Posted to user@hive.apache.org by Makoto Yui <yu...@gmail.com> on 2014/09/10 09:48:18 UTC

[ANN] Hivemall (a scalable machine learning library for Apache Hive) v0.3-beta

Hello all,

We have released a newer version of Hivemall, v0.3-beta2.

Hivemall is an open-source implementation of a scalable machine learning
that runs on Hive/Hadoop.

  https://github.com/myui/hivemall
  http://bit.ly/hivemall-hadoopsummit14 (slide at Hadoop Summit'14)

Hivemall is easy to use if you have a Hive environment because every
machine learning step is done within HiveQL.
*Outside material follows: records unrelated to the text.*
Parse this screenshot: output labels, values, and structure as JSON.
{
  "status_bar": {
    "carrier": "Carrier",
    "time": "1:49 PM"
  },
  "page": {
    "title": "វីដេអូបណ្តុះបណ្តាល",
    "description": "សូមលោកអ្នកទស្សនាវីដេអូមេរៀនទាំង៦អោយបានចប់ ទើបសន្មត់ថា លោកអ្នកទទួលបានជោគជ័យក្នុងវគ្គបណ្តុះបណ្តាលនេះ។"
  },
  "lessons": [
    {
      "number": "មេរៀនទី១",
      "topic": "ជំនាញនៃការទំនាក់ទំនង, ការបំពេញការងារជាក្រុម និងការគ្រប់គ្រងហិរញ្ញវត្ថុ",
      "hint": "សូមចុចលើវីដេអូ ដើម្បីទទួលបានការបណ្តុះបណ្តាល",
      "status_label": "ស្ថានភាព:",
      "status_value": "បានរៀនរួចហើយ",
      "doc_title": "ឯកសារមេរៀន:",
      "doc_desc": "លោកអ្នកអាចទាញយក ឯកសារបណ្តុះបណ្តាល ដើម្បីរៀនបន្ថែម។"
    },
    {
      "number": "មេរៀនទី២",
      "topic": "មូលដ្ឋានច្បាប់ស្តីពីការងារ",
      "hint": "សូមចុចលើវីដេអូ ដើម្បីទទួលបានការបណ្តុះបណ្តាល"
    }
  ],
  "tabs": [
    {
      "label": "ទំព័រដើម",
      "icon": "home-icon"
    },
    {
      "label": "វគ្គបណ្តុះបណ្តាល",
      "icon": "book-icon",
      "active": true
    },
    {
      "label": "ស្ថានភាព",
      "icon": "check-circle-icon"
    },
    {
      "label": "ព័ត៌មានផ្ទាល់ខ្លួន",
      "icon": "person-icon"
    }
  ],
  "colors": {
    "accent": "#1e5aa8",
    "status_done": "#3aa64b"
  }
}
In the latest release (v0.3), we have supported the following state of
the art convex optimization algorithms (please refer the project site
for the complete list of supported algorithms):

  o AdaGrad
  o AdaGradRDA
  o AdaDelta

Moreover, Hivemall v0.3 now supports parameter mixing for better
stable/prediction performance and fast convergence of a learning process.
https://github.com/myui/hivemall/wiki/How-to-use-Model-Mixing

With the MIX protocol, distributed learners (run as distinct Hadoop
tasks) communicate with each other by using an external communication
support service.

By using the MIX protocol (and Hivemall's amplifier method), iterations
are no more mandatory and machine learning perfectly runs on the plain
Hadoop/Hive. Hivemall runs on Tez as well.


Hope you enjoy the release! Feedback and pull requests are welcome.

Thanks,
Makoto